When you have learned to calm your nervous system through meditation, it is easier to invite a sense of peace into your life. When you have taken the time to organize your life, avoiding unnecessary problems, you have less to worry about. When worry is minimal and peace is even vaguely accessible, then you can cultivate wholeness and purpose. How is this done?
After you meditate, take 10 minutes every day to contemplate. Contemplate what you want to know. If you feel isolated and alone and separate from God, ask, “What is my true relationship with God?” Ask it with feeling. Ask it as though you are asking a friend who you know is ready to give you the answer. Ask the question, then sit quietly, with your eyes closed and wait. Do this for 10 minutes every day after each meditation. EXPECT THE ANSWER TO COME TO YOU. Don’t force it, but find a way to imagine that the universe is setting up the proper situation for you to have this question answered. You can use any question you like. Consistency, trust and patience is necessary.
It may take days or weeks or even months for the realization to come to you. But what is a little time compared to actually having a deep sense that you are NOT separate from the whole? Imagine a life where you know that and feel that? Isn’t that worth 10 minutes a day?
Of course, if you are expecting this realization to magically change your mission in life or radically alter your daily routine, you may be disappointed. This is possible, but in my experience with this work, these contemplations generally lead to a sense that every seemingly mundane thing shines with wholeness. Then every mundane thing shines as if it was made perfectly for and by God.

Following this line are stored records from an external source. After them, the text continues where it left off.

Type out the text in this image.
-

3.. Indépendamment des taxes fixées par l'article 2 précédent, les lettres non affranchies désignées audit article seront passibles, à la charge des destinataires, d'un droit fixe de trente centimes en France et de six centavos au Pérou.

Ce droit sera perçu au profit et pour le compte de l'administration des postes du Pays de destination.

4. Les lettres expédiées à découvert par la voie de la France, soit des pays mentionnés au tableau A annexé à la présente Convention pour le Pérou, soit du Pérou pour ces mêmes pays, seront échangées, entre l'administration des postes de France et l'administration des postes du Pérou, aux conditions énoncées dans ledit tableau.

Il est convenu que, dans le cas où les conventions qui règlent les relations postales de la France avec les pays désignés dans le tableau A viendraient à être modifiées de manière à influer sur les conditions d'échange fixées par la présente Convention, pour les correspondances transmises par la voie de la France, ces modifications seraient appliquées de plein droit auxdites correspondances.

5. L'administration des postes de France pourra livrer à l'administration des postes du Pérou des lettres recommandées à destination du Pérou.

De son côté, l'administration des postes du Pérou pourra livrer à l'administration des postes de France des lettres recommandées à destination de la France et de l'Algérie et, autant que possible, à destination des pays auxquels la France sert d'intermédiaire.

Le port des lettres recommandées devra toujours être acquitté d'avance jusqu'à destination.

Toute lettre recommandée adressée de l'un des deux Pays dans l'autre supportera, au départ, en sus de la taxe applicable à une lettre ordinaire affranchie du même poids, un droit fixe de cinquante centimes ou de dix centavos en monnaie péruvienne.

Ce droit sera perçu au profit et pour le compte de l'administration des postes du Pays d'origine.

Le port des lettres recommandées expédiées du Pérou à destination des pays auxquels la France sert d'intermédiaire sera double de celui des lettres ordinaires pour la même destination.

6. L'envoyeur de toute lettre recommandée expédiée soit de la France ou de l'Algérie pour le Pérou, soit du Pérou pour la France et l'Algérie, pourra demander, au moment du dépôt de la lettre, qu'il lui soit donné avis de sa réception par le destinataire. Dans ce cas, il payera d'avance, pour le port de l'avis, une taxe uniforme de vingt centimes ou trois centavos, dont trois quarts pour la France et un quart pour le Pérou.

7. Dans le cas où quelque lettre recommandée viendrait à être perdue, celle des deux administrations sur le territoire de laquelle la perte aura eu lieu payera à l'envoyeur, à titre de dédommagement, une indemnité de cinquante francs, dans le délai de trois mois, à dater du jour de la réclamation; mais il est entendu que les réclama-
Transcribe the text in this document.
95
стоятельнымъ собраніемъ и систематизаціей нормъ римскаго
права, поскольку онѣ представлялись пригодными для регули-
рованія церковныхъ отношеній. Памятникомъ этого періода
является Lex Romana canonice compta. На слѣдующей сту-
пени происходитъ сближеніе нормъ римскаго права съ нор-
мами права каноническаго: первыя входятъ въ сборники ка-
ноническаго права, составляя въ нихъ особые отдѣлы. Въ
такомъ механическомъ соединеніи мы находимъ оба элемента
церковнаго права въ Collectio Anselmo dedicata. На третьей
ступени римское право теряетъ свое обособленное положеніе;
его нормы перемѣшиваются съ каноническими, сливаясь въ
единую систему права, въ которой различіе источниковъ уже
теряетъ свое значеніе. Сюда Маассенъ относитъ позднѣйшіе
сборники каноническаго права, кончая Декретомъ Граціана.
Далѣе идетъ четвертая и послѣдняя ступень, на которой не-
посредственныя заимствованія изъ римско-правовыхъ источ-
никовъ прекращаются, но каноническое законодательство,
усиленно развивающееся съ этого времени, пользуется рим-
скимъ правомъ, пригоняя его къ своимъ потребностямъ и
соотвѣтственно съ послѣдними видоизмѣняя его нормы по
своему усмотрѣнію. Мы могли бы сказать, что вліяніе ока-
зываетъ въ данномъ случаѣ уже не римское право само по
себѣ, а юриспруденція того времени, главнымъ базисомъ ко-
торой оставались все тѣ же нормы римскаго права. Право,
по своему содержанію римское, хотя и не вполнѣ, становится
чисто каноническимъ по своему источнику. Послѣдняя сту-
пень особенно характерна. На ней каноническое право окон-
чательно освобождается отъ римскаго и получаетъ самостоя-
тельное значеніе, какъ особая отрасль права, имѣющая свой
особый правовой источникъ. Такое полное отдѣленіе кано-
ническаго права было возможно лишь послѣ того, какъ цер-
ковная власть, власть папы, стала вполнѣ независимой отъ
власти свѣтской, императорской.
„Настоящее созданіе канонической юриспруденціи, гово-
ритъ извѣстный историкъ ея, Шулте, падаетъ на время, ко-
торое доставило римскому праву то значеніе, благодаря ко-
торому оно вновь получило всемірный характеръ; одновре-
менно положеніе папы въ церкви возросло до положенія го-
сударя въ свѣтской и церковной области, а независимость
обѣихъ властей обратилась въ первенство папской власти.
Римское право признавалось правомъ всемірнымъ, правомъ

Your meditation practice will reveal the underlying wholeness that you long for. It will show you that it has always been there in EVERY circumstance. This will change your psyche subtly over time. Then your purpose will radiate in every action you take, and it will not matter how yours or any other human mind judges it. By meditative contemplation you rise above the mind that makes you think you are separate or can exist a part from the whole. Then the whole world shines as it is.
So meditate. Ask the questions that are dear to your heart after meditation. Trust the responses. Live from those realizations. Remain fluid and continue growing into your spiritual maturity. Your questions and realizations will change as you grow. Keep your path alive in this way.